Beingmate Baby & Child Food Co., Ltd.
- Type: Public
- Traded as: SZSE: 002570
- Founded: 1992
- Headquarters: Hangzhou, China

Chinese name
- Simplified Chinese: 贝因美婴童食品股份有限公司
- Traditional Chinese: 貝因美嬰童食品股份有限公司

Standard Mandarin
- Hanyu Pinyin: Bèi yīn měi yīng tóng shí pǐn gǔ fèn yǒu xiàn gōng sī

Alternative Chinese name
- Simplified Chinese: 贝因美
- Traditional Chinese: 貝因美

Standard Mandarin
- Hanyu Pinyin: Bèi yīn měi
- Website: www.beingmate.com

= Beingmate =

Chinese food manufacturer

Beingmate Baby & Child Food Co., Ltd. or known as just Beingmate, is a Chinese food manufacturer. It is headquartered in Hangzhou, China. Founded in 1992, it was a leading milk powder brand in China, but declined in the recent years. In March 2015, Fonterra Cooperative Group purchased 18.8% of Beingmate.

Beingmate is listed on the Shenzhen Stock Exchange.
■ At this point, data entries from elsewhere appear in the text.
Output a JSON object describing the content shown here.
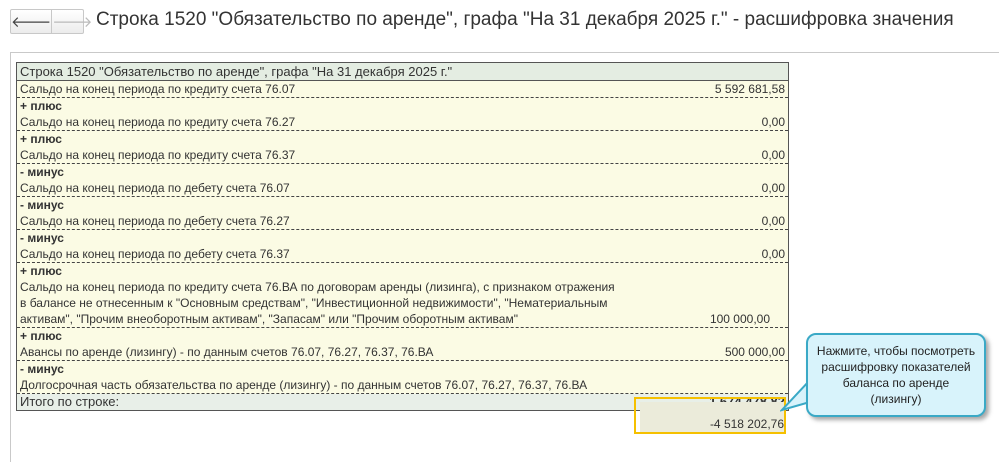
{
  "header": {
    "title": "Строка 1520 \"Обязательство по аренде\", графа \"На 31 декабря 2025 г.\" - расшифровка значения",
    "back_icon": "arrow-left-icon",
    "forward_icon": "arrow-right-icon",
    "back": "🡐",
    "forward": "🡒"
  },
  "table": {
    "title": "Строка 1520 \"Обязательство по аренде\", графа \"На 31 декабря 2025 г.\"",
    "rows": [
      {
        "label": "Сальдо на конец периода по кредиту счета 76.07",
        "value": "5 592 681,58"
      },
      {
        "label": "+ плюс",
        "op": true
      },
      {
        "label": "Сальдо на конец периода по кредиту счета 76.27",
        "value": "0,00"
      },
      {
        "label": "+ плюс",
        "op": true
      },
      {
        "label": "Сальдо на конец периода по кредиту счета 76.37",
        "value": "0,00"
      },
      {
        "label": "- минус",
        "op": true
      },
      {
        "label": "Сальдо на конец периода по дебету счета 76.07",
        "value": "0,00"
      },
      {
        "label": "- минус",
        "op": true
      },
      {
        "label": "Сальдо на конец периода по дебету счета 76.27",
        "value": "0,00"
      },
      {
        "label": "- минус",
        "op": true
      },
      {
        "label": "Сальдо на конец периода по дебету счета 76.37",
        "value": "0,00"
      },
      {
        "label": "+ плюс",
        "op": true
      },
      {
        "label": "Сальдо на конец периода по кредиту счета 76.ВА по договорам аренды (лизинга), с признаком отражения в балансе не отнесенным к \"Основным средствам\", \"Инвестиционной недвижимости\", \"Нематериальным активам\", \"Прочим внеоборотным активам\", \"Запасам\" или \"Прочим оборотным активам\"",
        "value": "100 000,00"
      },
      {
        "label": "+ плюс",
        "op": true
      },
      {
        "label": "Авансы по аренде (лизингу) - по данным счетов 76.07, 76.27, 76.37, 76.ВА",
        "value": "500 000,00"
      },
      {
        "label": "- минус",
        "op": true
      },
      {
        "label": "Долгосрочная часть обязательства по аренде (лизингу) - по данным счетов 76.07, 76.27, 76.37, 76.ВА",
        "value": "-4 518 202,76",
        "highlight": true
      }
    ],
    "total_label": "Итого по строке:",
    "total_value": "1 674 478,82"
  },
  "callout": {
    "text": "Нажмите, чтобы посмотреть расшифровку показателей баланса по аренде (лизингу)"
  },
  "colors": {
    "highlight_border": "#f5c000",
    "callout_bg": "#d8f3fb",
    "callout_border": "#3aa9c6"
  }
}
It was a constituent of the exchange's mid cap index SZSE 200 Index, but was removed in January 2017. It was inserted to small cap index SZSE 700 Index instead.

==Product sites==
Beingmate owned 51% stake in a powder plant in Darnum, Victoria, Australia, with the rest was owned by Fonterra.